La organización fundamentalista islámica Hezbollah lanzó desde el Líbano unos 100 cohetes que cayeron en la periferia de la ciudad de Haifa, en Israel. Como resultado de este ataque perpetrado en el día de hoy, hubo cuatro heridos, edificios dañados y autos incendiados, indicaron desde los servicios de rescate y las autoridades. El ataque se habría producido en respuesta al bombardeo que el ejercito israelí llevó a cabo sobre Beirut, capital del Líbano, que mató a unas 45 personas, entre ellas uno de los líderes y otros integrantes de la milicia que realizó el ataque de hoy.
Según lo informado en medios israelíes, los misiles lanzados por Hezbollah fueron interceptados en las zonas de Haifa y Nazaret. Por su parte, la guerrilla islámica indicó que lanzó docenas de misiles Fadi 1 y Fadi 2, una nueva clase de arma que el grupo no había empleado antes, contra la base aérea de Ramat David, al sureste de Haifa, “en respuesta por los repetidos ataques que golpearon varias regiones libanesas y llevaron a la caída de muchos mártires civiles”.
En paralelo a este acontecimiento, fuerzas militares de Israel llevaron adelante un allanamiento a las oficinas que la emisora noticiosa Al Jazeera tiene en la región palestina de Cisjordania, al este de Israel.

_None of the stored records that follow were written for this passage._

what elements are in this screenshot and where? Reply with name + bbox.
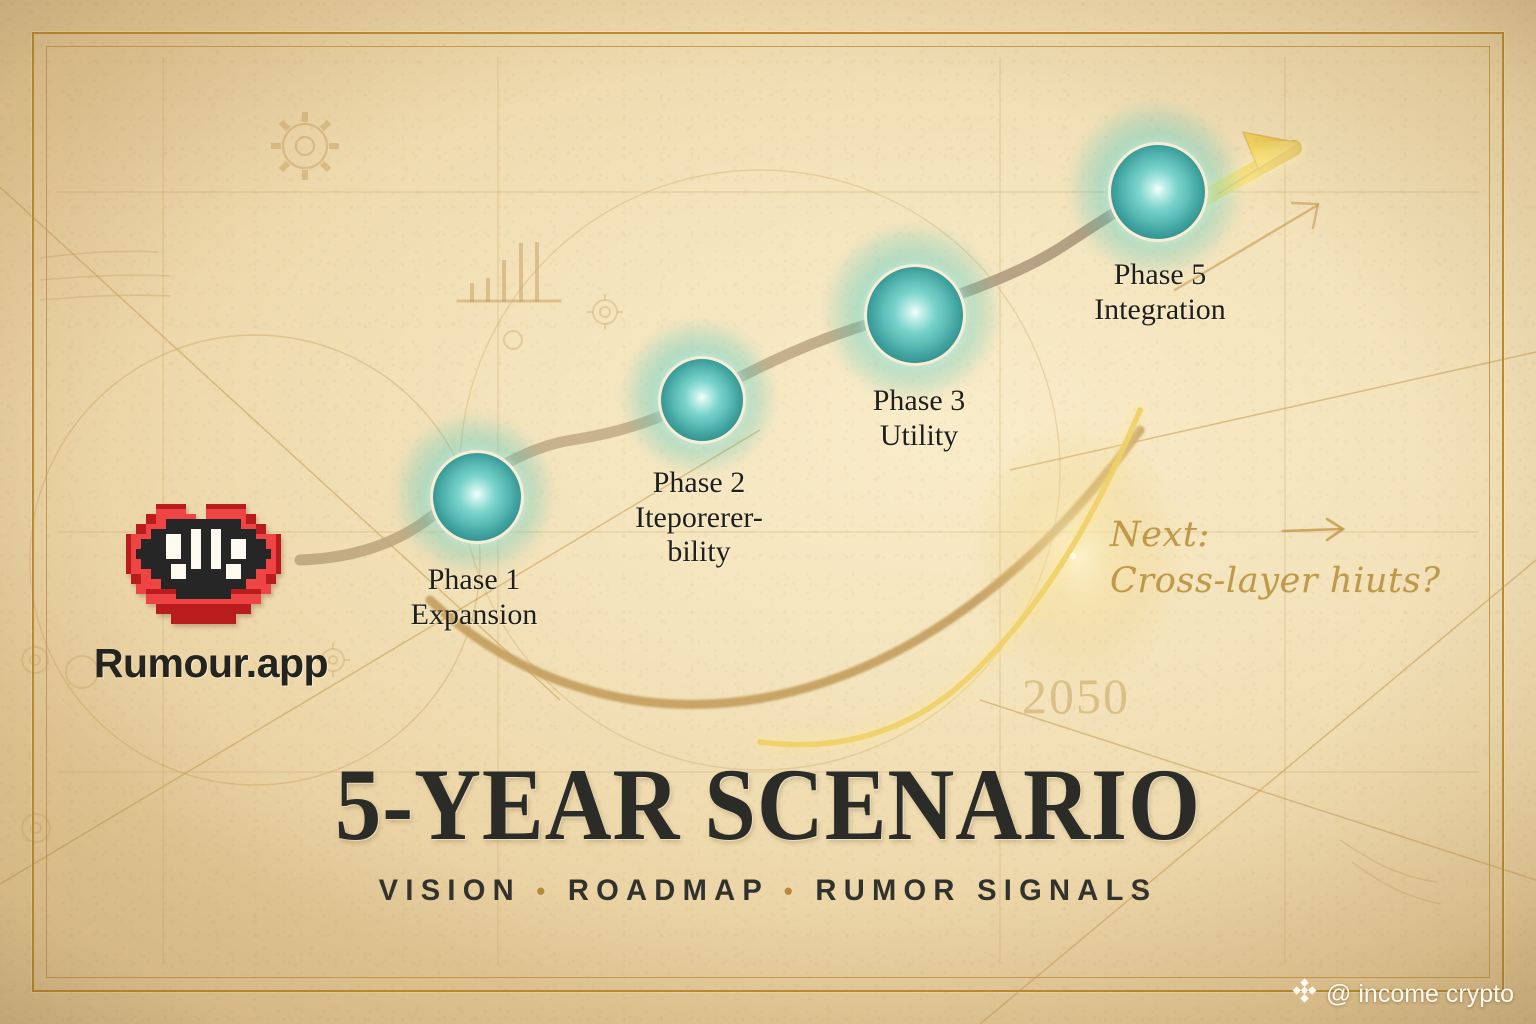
title-block: 5-YEAR SCENARIO VISION • ROADMAP • RUMOR… — [0, 756, 1536, 908]
phase-2-node[interactable] — [658, 356, 746, 444]
phase-2-number: Phase 2 — [589, 466, 809, 501]
subtitle-separator-2: • — [784, 876, 800, 906]
binance-diamond-icon — [1292, 978, 1317, 1010]
phase-1-name: Expansion — [364, 598, 584, 633]
handwritten-annotation: Next: Cross-layer hiuts? — [1110, 512, 1460, 604]
rumour-pixel-heart-icon — [111, 494, 311, 634]
annotation-line-1: Next: — [1110, 512, 1460, 558]
subtitle-separator-1: • — [536, 876, 552, 906]
brand-block: Rumour.app — [86, 494, 336, 687]
phase-5-node[interactable] — [1108, 142, 1208, 242]
brand-name: Rumour.app — [86, 640, 336, 687]
subtitle-part-2: ROADMAP — [568, 874, 769, 907]
phase-5-label: Phase 5 Integration — [1050, 258, 1270, 327]
phase-5-number: Phase 5 — [1050, 258, 1270, 293]
phase-1-label: Phase 1 Expansion — [364, 563, 584, 632]
phase-5-name: Integration — [1050, 293, 1270, 328]
page-subtitle: VISION • ROADMAP • RUMOR SIGNALS — [23, 874, 1513, 908]
watermark-handle: @ income crypto — [1326, 980, 1514, 1009]
phase-3-node[interactable] — [864, 264, 966, 366]
phase-3-number: Phase 3 — [809, 384, 1029, 419]
page-title: 5-YEAR SCENARIO — [77, 756, 1459, 855]
watermark: @ income crypto — [1292, 978, 1514, 1010]
phase-2-label: Phase 2 Iteporerer-bility — [589, 466, 809, 570]
phase-2-name: Iteporerer-bility — [589, 501, 809, 570]
poster-canvas: Rumour.app Phase 1 Expansion Phase 2 Ite… — [0, 0, 1536, 1024]
subtitle-part-3: RUMOR SIGNALS — [815, 874, 1157, 907]
annotation-line-2: Cross-layer hiuts? — [1110, 558, 1460, 604]
phase-1-number: Phase 1 — [364, 563, 584, 598]
phase-3-label: Phase 3 Utility — [809, 384, 1029, 453]
phase-3-name: Utility — [809, 419, 1029, 454]
ghost-year-label: 2050 — [1022, 667, 1130, 725]
subtitle-part-1: VISION — [379, 874, 521, 907]
phase-1-node[interactable] — [430, 450, 524, 544]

El medio de comunicación ya estaba en la mira de Israel y venía de ser prohibida en este país debido a las sospechas de que sirve como vocera de los grupos armados Hezbollah y Hamas.
Los ataques entre Israel y Hezbollah tienen lugar desde hace casi un año, cuando este último comenzó a tirar cohetes en solidaridad con Palestina y Hamas en un contexto de guerra e invasión de Israel a Gaza. Tanto Hamas como Hezbollah cuentan con el apoyo activo de la República Islámica de Irán, principal antagonista de Israel en Medio Oriente. La milicia libanesa afirmó que solo cederá con los ataques si hay un cese al fuego por parte del estado israelí, una perspectiva que se ve lejana ya que las negociaciones internacionales en torno a esta posibilidad, lideradas por Estados Unidos, Egipto y Qatar, se encuentran estancadas.
La guerra en Gaza inició con el ataque a Israel que lideró Hamás el 7 de octubre, en el que milicianos palestinos mataron a unas 1.200 personas y tomaron unos 250 rehenes. Aún tienen cautivas a unas 100 personas, aunque se cree que un tercio han muerto. El Ministerio de Salud de Gaza, por su parte, dice que desde la incursión israelí en la franja han muerto unos 41 mil palestinos, y aunque no detalla cuántos eran combatientes, señala que la mitad de los muertos eran mujeres y niños.